1953 "Pozitif Ekonomi Metodolojisi" başlıklı makalesinde, Milton Friedman ekonomistlerin neden yararlı tahminler sağlamak için varsayımlarda bulunmaları gerektiğini açıkladı. Friedman, iktisadın bilimsel yöntemi kimya veya fizik kadar düzgün kullanamayacağını anladı, ancak yine de bilimsel yöntemi temel olarak gördü. Friedman, iktisatçıların "kontrollü deneyden ziyade kontrolsüz deneyime" dayanmaları gerektiğini belirtti.
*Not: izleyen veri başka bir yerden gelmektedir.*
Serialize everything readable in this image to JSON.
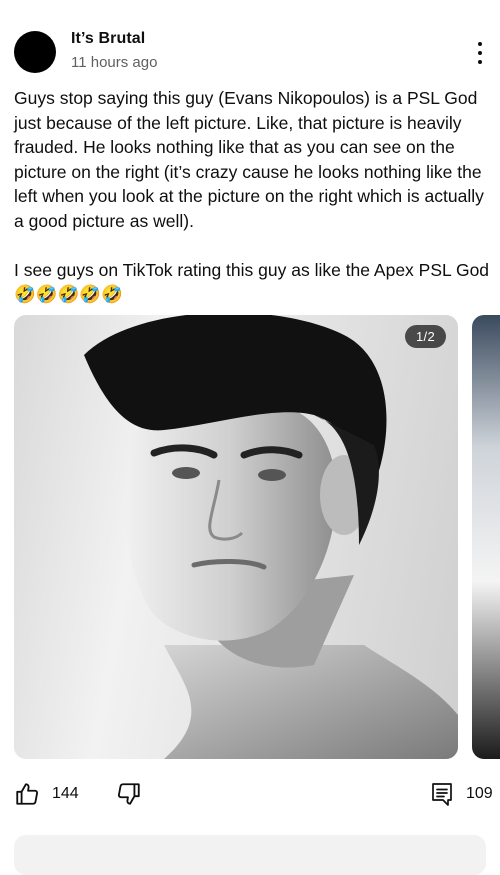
{
  "post": {
    "author": "It’s Brutal",
    "time": "11 hours ago",
    "paragraphs": [
      "Guys stop saying this guy (Evans Nikopoulos) is a PSL God just because of the left picture. Like, that picture is heavily frauded. He looks nothing like that as you can see on the picture on the right (it’s crazy cause he looks nothing like the left when you look at the picture on the right which is actually a good picture as well).",
      "I see guys on TikTok rating this guy as like the Apex PSL God🤣🤣🤣🤣🤣"
    ],
    "image_counter": "1/2"
  },
  "actions": {
    "likes": "144",
    "comments": "109"
  },
  "icons": {
    "menu": "more-vertical-icon",
    "like": "thumbs-up-icon",
    "dislike": "thumbs-down-icon",
    "comments": "comment-icon"
  },
  "colors": {
    "text": "#0f0f0f",
    "secondary_text": "#606060",
    "avatar": "#000000",
    "counter_bg": "#282828"
  }
}
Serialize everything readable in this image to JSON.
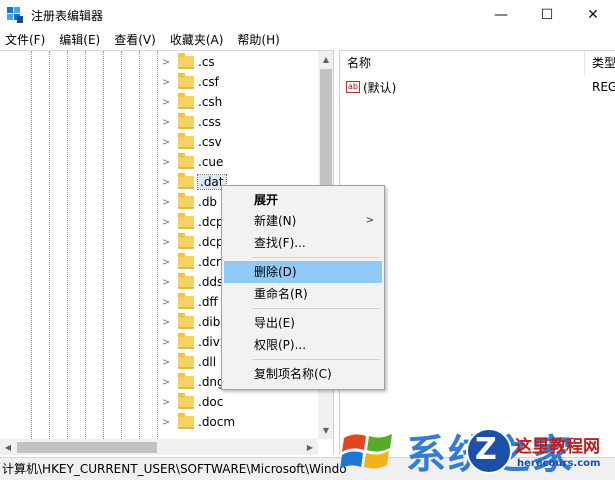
{
  "window": {
    "title": "注册表编辑器",
    "minimize_glyph": "—",
    "maximize_glyph": "☐",
    "close_glyph": "✕"
  },
  "menubar": [
    "文件(F)",
    "编辑(E)",
    "查看(V)",
    "收藏夹(A)",
    "帮助(H)"
  ],
  "tree": {
    "items": [
      ".cs",
      ".csf",
      ".csh",
      ".css",
      ".csv",
      ".cue",
      ".dat",
      ".db",
      ".dcp",
      ".dcp",
      ".dcr",
      ".dds",
      ".dff",
      ".dib",
      ".divx",
      ".dll",
      ".dng",
      ".doc",
      ".docm"
    ],
    "selected_index": 6
  },
  "right_pane": {
    "columns": {
      "name": "名称",
      "type": "类型"
    },
    "values": [
      {
        "icon": "ab",
        "name": "(默认)",
        "type": "REG"
      }
    ]
  },
  "context_menu": {
    "items": [
      "展开",
      "新建(N)",
      "查找(F)...",
      "删除(D)",
      "重命名(R)",
      "导出(E)",
      "权限(P)...",
      "复制项名称(C)"
    ],
    "highlighted_index": 3,
    "bold_index": 0,
    "submenu_index": 1
  },
  "statusbar": {
    "path": "计算机\\HKEY_CURRENT_USER\\SOFTWARE\\Microsoft\\Windo"
  },
  "watermark": {
    "brand_cn": "系统之家",
    "site_name_cn": "这里教程网",
    "site_url": "herecours.com",
    "badge_letter": "Z"
  },
  "colors": {
    "selection": "#91c9f7",
    "folder": "#f7d263"
  },
  "icons": [
    "registry-editor-icon",
    "folder-icon",
    "chevron-right-icon",
    "string-value-ab-icon",
    "windows-logo-icon"
  ]
}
Bilimsel yöntem nedenselliği kanıtlamak için izole edilmiş değişkenler ve testler gerektirir. Ekonomistler gerçek dünyadaki bireysel değişkenleri izole edemezler, bu yüzden biraz sabit bir model oluşturmak için varsayımlar yaparlar. Elbette hatalar meydana gelebilir, ancak bilimsel yöntem lehine iktisatçılar yeterince küçük olmaları veya sınırlı etkiye sahip olmaları koşuluyla hatalarda sorun yoktur.
Önemli Çıkarımlar
- Ekonomistlerin varsayımları, ekonomik kararlar verirken tüketici ve iş davranışlarını daha iyi anlamak için yapılır.Bazı ekonomistler, insanların ekonomiyi satın alırken veya yatırım yaparken rasyonel kararlar aldıklarını varsayarlar. kararları. Eleştirmenler, herhangi bir ekonomik modeldeki varsayımların genellikle gerçekçi olmadığını ve gerçek dünyada dayanmadığını iddia eder.
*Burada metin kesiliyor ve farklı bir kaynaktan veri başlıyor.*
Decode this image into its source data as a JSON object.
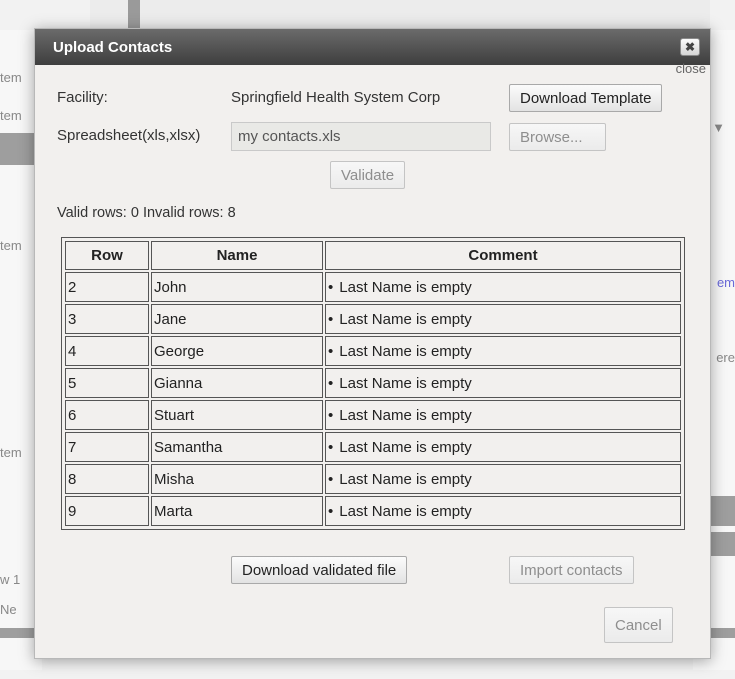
{
  "background": {
    "left_labels": [
      "tem",
      "tem",
      "tem",
      "tem"
    ],
    "right_fragments": [
      "close",
      "em",
      "ere"
    ],
    "bottom_left": [
      "w 1",
      "Ne"
    ]
  },
  "dialog": {
    "title": "Upload Contacts",
    "close_symbol": "✖",
    "close_label": "close",
    "facility_label": "Facility:",
    "facility_value": "Springfield Health System Corp",
    "download_template_label": "Download Template",
    "spreadsheet_label": "Spreadsheet(xls,xlsx)",
    "file_value": "my contacts.xls",
    "browse_label": "Browse...",
    "validate_label": "Validate",
    "summary": "Valid rows: 0 Invalid rows: 8",
    "table": {
      "headers": [
        "Row",
        "Name",
        "Comment"
      ],
      "rows": [
        {
          "row": "2",
          "name": "John",
          "comment": "Last Name is empty"
        },
        {
          "row": "3",
          "name": "Jane",
          "comment": "Last Name is empty"
        },
        {
          "row": "4",
          "name": "George",
          "comment": "Last Name is empty"
        },
        {
          "row": "5",
          "name": "Gianna",
          "comment": "Last Name is empty"
        },
        {
          "row": "6",
          "name": "Stuart",
          "comment": "Last Name is empty"
        },
        {
          "row": "7",
          "name": "Samantha",
          "comment": "Last Name is empty"
        },
        {
          "row": "8",
          "name": "Misha",
          "comment": "Last Name is empty"
        },
        {
          "row": "9",
          "name": "Marta",
          "comment": "Last Name is empty"
        }
      ]
    },
    "download_validated_label": "Download validated file",
    "import_label": "Import contacts",
    "cancel_label": "Cancel"
  },
  "colors": {
    "titlebar": "#4f4f4f",
    "dialog_bg": "#f2f0ee",
    "link": "#6a6ad8"
  }
}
İktisatçıların Varsayımlarını Anlamak
Her iktisat teorisi, bir ekonominin nasıl ve neden işlediğini açıklamak için yapılan kendi varsayımlarıyla birlikte gelir. Klasik ekonomiyi tercih edenler, ekonominin kendi kendini düzenlediğini ve ekonomideki herhangi bir ihtiyacın katılımcılar tarafından karşılanacağını varsayar. Başka bir deyişle, devlet müdahalesine gerek yoktur. İnsanlar kaynakları düzgün ve verimli bir şekilde tahsis edecektir. Bir ekonomide ihtiyaç varsa, bir şirket denge yaratan bu ihtiyacı doldurmaya başlayacaktır. Klasik iktisatçılar insanların ve şirketlerin harcama ve yatırım yaparak ekonomiyi canlandıracaklarını, büyüme yaratacaklarını varsayarlar.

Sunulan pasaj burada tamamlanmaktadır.